Evidence & guidelines
Die Evidenz zu diesen Methoden umfasst Proof-of-Concept-Anwendungen der metagenomischen Sequenzierung in der Klinik (Wilson et al., 2014), kritische Bewertungen ihrer klinischen Rolle (Miller & Chiu, 2020), Übersichten zur Gesamtgenom-Überwachung (Deng et al., 2016) und eine systematische Übersicht ihrer ökonomischen Bewertungen (Price et al., 2023). Validierungs- und Berichtsstandards für klinische Sequenzierungsassays werden von Berufs- und Aufsichtsbehörden festgelegt und sind hier nicht wiedergegeben.
History
Die Genom-Mikrobiologie folgte den sinkenden Kosten der Hochdurchsatz-Sequenzierung.
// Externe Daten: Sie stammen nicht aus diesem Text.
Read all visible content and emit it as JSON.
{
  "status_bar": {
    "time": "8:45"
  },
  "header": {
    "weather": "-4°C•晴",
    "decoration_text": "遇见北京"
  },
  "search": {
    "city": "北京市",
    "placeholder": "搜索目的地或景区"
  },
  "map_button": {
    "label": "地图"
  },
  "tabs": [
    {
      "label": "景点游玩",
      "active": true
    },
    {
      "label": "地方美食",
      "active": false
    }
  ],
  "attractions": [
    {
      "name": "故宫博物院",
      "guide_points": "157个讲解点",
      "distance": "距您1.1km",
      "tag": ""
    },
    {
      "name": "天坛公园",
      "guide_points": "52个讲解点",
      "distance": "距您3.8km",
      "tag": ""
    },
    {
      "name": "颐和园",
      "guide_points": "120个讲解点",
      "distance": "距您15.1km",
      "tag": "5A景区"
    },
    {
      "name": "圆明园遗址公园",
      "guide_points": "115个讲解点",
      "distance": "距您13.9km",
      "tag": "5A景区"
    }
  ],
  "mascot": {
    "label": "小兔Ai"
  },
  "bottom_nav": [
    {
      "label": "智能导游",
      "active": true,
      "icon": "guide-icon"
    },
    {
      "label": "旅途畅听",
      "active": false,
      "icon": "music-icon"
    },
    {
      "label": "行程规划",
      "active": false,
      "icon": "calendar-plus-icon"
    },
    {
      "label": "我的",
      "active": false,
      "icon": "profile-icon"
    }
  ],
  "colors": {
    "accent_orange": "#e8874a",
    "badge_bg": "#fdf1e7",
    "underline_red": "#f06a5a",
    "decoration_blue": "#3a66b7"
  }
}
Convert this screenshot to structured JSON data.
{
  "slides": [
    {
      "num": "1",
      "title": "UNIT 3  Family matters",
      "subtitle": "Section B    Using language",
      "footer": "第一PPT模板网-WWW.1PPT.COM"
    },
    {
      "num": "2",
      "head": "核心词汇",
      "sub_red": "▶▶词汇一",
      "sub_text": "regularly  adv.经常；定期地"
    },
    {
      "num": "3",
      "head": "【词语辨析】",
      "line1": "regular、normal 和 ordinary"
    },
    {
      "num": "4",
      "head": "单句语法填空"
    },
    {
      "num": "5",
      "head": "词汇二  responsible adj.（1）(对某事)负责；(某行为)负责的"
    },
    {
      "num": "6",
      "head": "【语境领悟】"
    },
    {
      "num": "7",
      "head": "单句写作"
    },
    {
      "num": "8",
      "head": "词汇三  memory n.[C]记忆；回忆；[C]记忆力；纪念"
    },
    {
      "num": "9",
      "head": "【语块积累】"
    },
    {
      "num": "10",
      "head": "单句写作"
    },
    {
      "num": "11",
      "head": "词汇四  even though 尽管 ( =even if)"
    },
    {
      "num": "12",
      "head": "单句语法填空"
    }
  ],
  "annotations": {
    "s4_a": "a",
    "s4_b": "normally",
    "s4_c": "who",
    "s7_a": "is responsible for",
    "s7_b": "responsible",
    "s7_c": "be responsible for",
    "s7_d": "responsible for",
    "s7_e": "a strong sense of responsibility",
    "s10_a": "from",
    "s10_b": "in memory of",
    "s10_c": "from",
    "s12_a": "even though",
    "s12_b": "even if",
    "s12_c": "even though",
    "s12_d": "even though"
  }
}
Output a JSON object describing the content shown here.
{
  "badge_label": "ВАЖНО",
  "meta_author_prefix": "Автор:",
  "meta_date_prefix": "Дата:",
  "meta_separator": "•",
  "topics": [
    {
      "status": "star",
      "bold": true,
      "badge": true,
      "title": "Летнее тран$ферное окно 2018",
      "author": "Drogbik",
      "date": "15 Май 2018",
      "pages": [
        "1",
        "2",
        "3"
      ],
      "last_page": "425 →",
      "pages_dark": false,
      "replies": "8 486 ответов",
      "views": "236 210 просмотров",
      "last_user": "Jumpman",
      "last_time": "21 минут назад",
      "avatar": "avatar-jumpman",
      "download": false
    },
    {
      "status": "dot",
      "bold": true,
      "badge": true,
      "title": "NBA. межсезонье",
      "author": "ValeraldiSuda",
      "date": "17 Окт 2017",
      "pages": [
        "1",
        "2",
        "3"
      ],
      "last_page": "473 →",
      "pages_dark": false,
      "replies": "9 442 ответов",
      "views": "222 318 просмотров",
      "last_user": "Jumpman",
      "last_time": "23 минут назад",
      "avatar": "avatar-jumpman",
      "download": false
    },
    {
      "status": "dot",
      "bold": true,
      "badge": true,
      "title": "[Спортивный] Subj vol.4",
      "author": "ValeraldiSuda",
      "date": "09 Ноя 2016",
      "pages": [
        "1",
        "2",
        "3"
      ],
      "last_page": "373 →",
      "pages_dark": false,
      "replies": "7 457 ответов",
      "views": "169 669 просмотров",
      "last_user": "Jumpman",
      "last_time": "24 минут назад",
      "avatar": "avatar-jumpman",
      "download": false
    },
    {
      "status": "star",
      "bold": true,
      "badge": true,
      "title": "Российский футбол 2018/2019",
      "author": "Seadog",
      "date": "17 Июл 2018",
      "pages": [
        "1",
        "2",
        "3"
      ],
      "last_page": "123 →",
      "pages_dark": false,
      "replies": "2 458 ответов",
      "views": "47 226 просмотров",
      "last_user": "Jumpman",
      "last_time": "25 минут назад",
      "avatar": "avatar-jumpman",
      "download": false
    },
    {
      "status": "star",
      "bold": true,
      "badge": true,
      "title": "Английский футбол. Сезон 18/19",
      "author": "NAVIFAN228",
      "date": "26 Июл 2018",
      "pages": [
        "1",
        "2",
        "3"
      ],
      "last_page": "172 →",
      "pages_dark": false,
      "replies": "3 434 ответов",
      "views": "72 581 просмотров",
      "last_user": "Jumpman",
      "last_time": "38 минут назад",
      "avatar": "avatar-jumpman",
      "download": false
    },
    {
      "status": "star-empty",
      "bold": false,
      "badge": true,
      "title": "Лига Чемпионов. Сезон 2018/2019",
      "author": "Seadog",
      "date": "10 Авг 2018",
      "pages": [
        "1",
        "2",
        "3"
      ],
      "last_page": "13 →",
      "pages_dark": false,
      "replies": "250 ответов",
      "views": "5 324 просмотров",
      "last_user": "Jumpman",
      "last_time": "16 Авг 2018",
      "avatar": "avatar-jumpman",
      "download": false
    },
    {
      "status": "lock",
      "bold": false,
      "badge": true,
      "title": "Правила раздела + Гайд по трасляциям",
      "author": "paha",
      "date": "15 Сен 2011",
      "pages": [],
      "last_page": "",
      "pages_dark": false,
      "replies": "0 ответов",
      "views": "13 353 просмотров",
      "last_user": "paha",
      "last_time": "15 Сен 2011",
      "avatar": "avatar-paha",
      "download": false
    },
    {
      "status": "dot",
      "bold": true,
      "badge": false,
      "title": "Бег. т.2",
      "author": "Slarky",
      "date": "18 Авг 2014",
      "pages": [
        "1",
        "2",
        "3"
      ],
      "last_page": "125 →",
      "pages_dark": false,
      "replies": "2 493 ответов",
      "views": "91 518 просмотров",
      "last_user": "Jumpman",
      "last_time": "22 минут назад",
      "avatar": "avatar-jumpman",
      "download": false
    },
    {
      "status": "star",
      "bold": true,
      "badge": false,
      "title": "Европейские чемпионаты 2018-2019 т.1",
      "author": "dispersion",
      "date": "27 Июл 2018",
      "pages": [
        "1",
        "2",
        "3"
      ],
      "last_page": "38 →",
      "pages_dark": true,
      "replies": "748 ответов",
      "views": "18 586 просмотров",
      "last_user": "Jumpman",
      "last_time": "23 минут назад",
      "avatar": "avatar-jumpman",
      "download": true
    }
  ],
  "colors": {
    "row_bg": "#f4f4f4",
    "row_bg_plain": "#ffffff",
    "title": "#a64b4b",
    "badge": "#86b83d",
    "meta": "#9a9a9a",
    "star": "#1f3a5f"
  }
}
Die Gesamtgenom-Sequenzierung von Isolaten wurde zur Überwachung und Ausbruchsuntersuchung eingesetzt (Deng et al., 2016), und die ungerichtete metagenomische Sequenzierung zeigte ihr diagnostisches Potenzial in Fällen wie der Identifizierung eines unkultivierbaren Pathogens aus Liquor (Wilson et al., 2014), was eine anhaltende Debatte darüber auslöste, wie und wann sie klinisch eingesetzt werden sollte (Miller & Chiu, 2020).
Debates
- Sollte die metagenomische Sequenzierung routinemäßig im klinischen Labor eingesetzt werden?
- Die metagenomische Sequenzierung kann Pathogene detektieren, die andere Methoden übersehen, aber hohe Kosten, interpretative Komplexität und die Schwierigkeit, echte Signale von Hintergrund zu trennen, halten ihre routinemäßige klinische Rolle umstritten.
- Ist die Gesamtgenom-Überwachung kosteneffektiv?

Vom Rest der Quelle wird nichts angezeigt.